Along with the Crescent Club, the Preserve, The Meridian and Gold Seal Lofts, which together house some 500 apartments and street-front retail, the area features the Blue Plate Artist Lofts in the former home of Blue Plate Mayonnaise; the Falstaff Apartments and Dorgenois Lofts in a former Falstaff Brewhouse; the Fountainbleau Apartments; and the senior-living units Terraces on Tulane.
 
Magnolia Marketplace
Developer: Stirling Properties and JCH Development

The southeast corner of South Claiborne Avenue and Toledano Street has become a retail hub with a $25 million remake of a site that included a portion of the former C.J. Peete housing complex.
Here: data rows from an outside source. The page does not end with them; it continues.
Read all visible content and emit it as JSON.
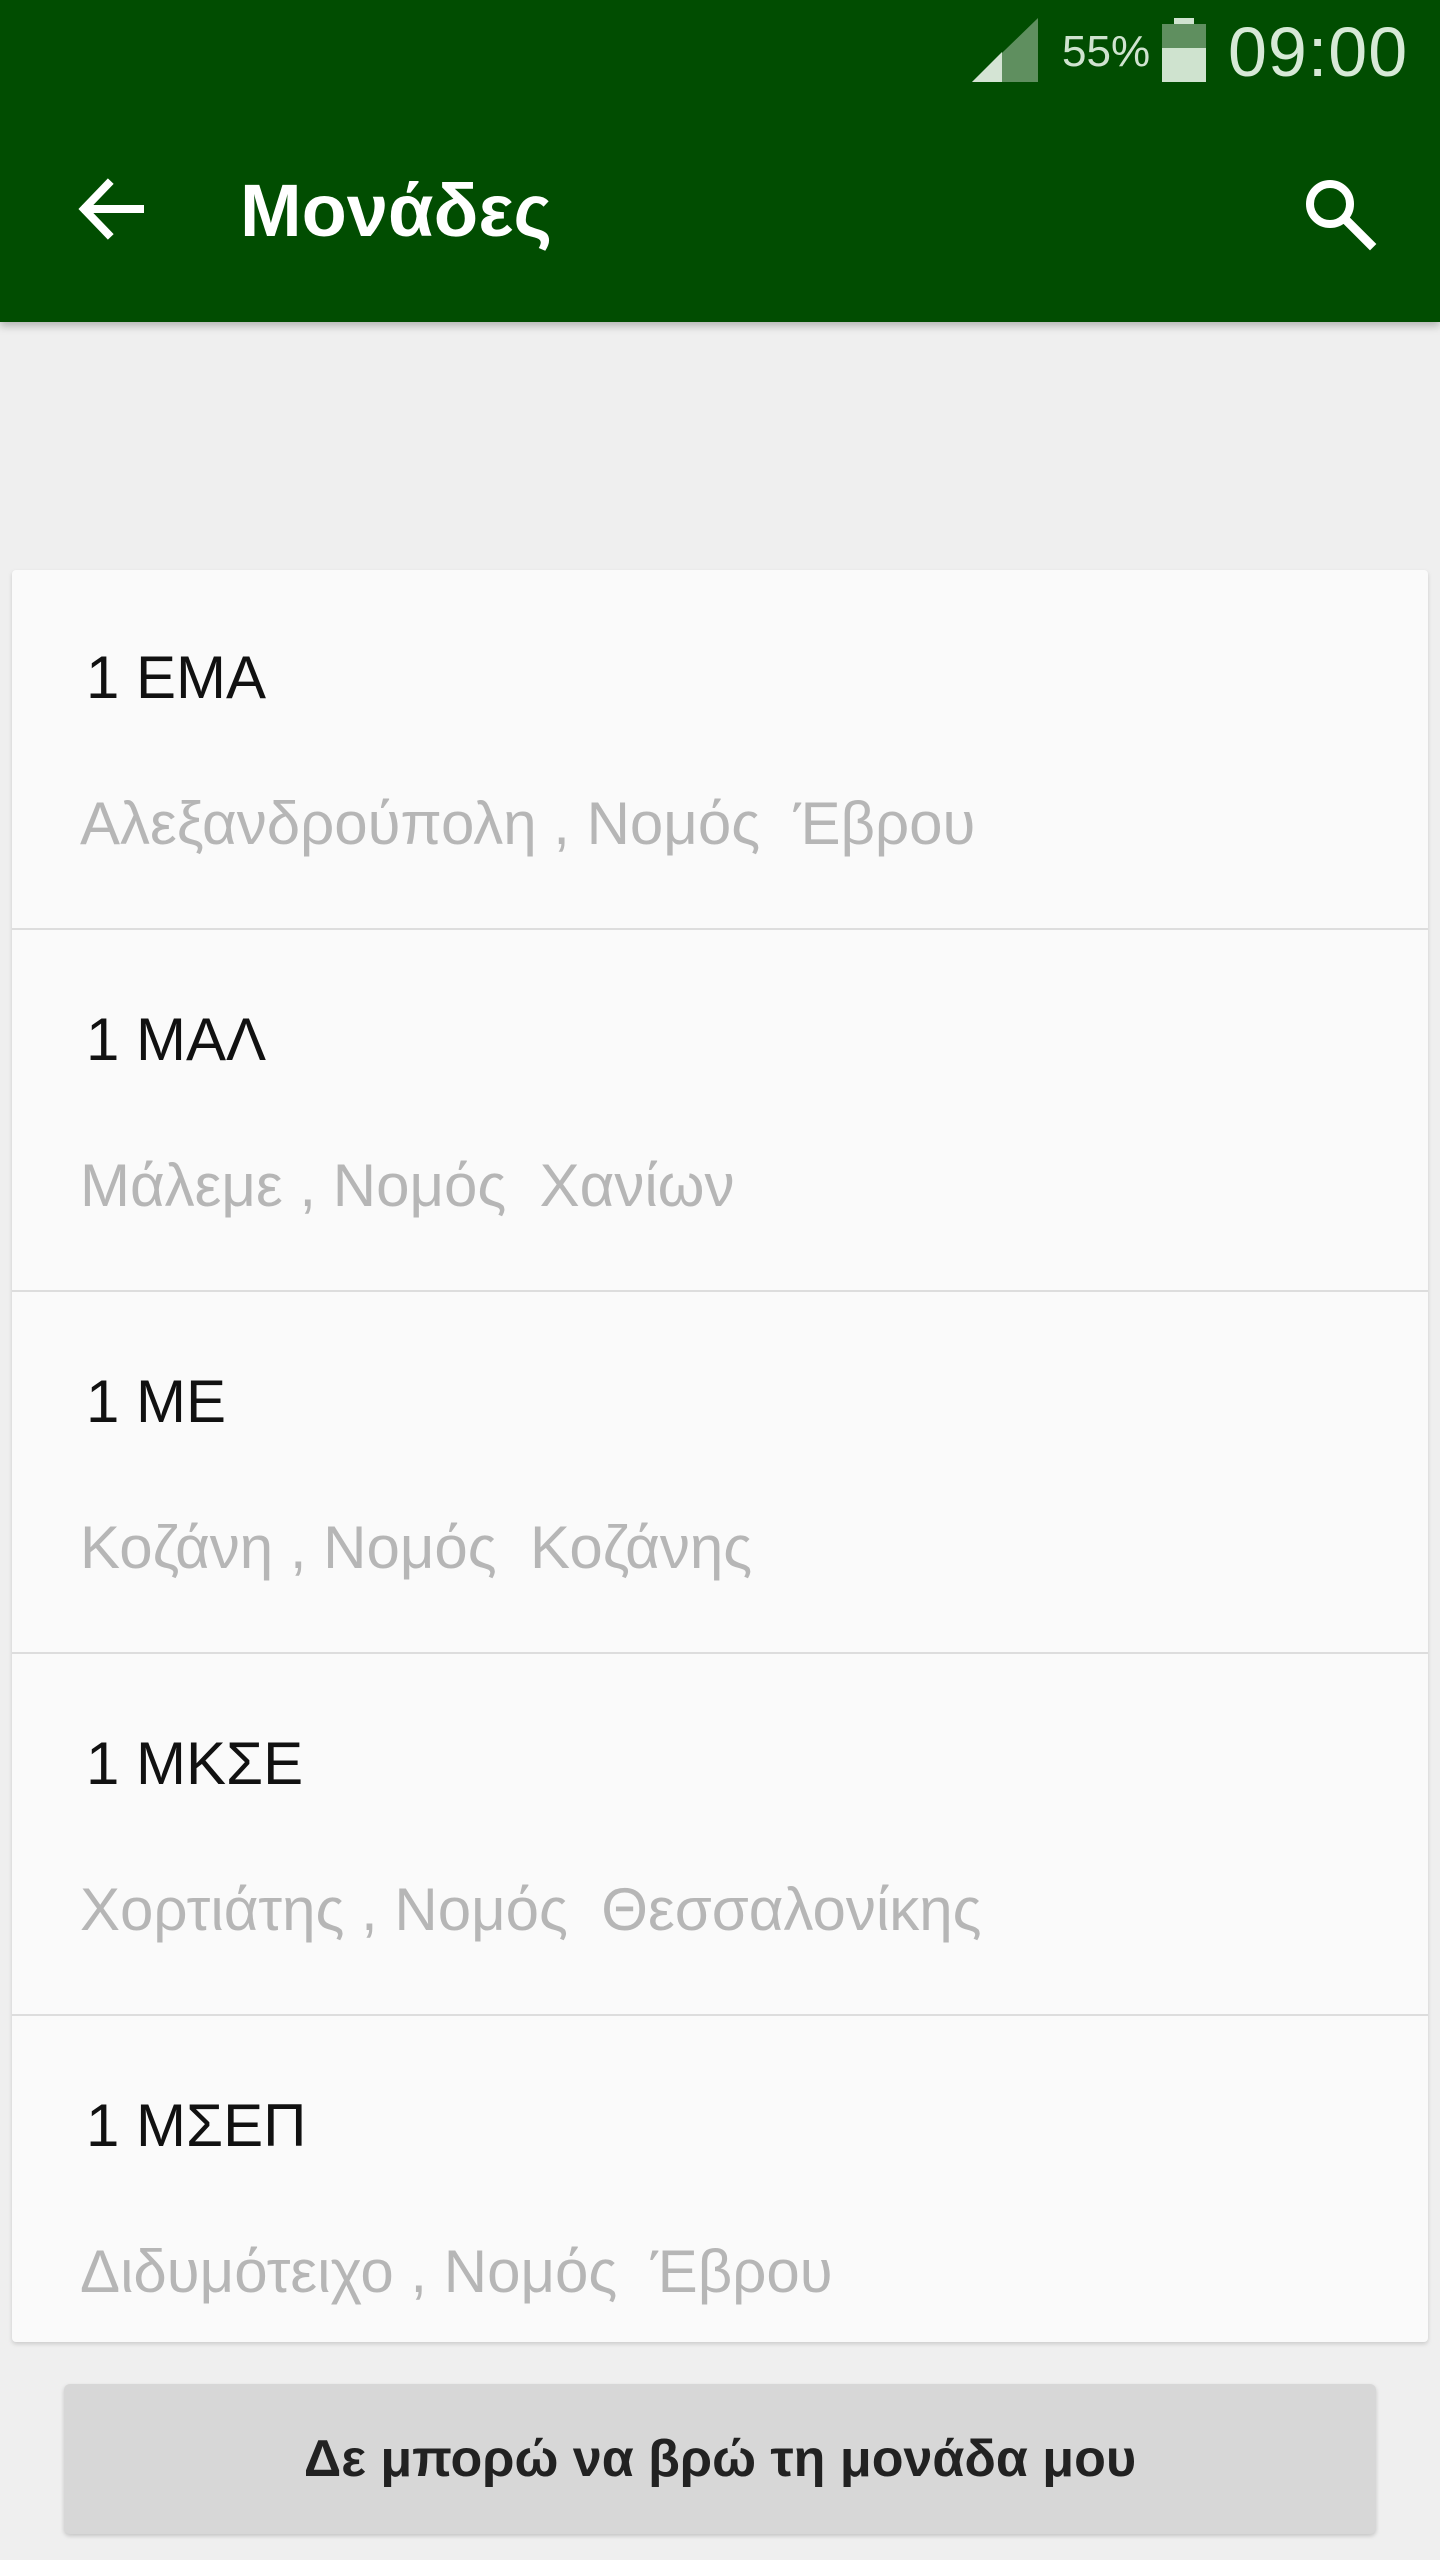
{
  "status_bar": {
    "battery_percent": "55%",
    "time": "09:00"
  },
  "app_bar": {
    "title": "Μονάδες",
    "back_icon": "arrow-left-icon",
    "search_icon": "search-icon"
  },
  "colors": {
    "primary": "#014d01",
    "background": "#efefef",
    "card": "#fafafa",
    "secondary_text": "#b6b6b6"
  },
  "units": [
    {
      "name": "1 ΕΜΑ",
      "location": "Αλεξανδρούπολη , Νομός  Έβρου"
    },
    {
      "name": "1 ΜΑΛ",
      "location": "Μάλεμε , Νομός  Χανίων"
    },
    {
      "name": "1 ΜΕ",
      "location": "Κοζάνη , Νομός  Κοζάνης"
    },
    {
      "name": "1 ΜΚΣΕ",
      "location": "Χορτιάτης , Νομός  Θεσσαλονίκης"
    },
    {
      "name": "1 ΜΣΕΠ",
      "location": "Διδυμότειχο , Νομός  Έβρου"
    }
  ],
  "footer": {
    "button_label": "Δε μπορώ να βρώ τη μονάδα μου"
  }
}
The spiffy new shopping area today includes a T.J. Maxx, Ross Dress for Less, Michaels, PetSmart, Shoe Carnival, ULTA Beauty, Raising Cane’s, Subway and other tenants. The center is fully occupied and serves, among other customers, residents of the nearby 460-unit residential redevelopment called Harmony Oaks.

 

More Developments of Note
St. Roch Market
This beautifully restored commercial centerpiece on St. Claude Avenue now offers fresh local produce, sundries and prepared foods from a lineup of talented chefs.

Circle Food Store
Owner Dwayne Boudreaux reopened the landmark 7th Ward grocery in early 2014, and now offers a full lineup of grocery items at the corner of North Claiborne and St. Bernard avenues.

Still to come
Local businessman Sidney Torres IV recently bought nine acres of underused land near Bayou St. John in Mid-City, with development plans said to include apartments and retail offerings.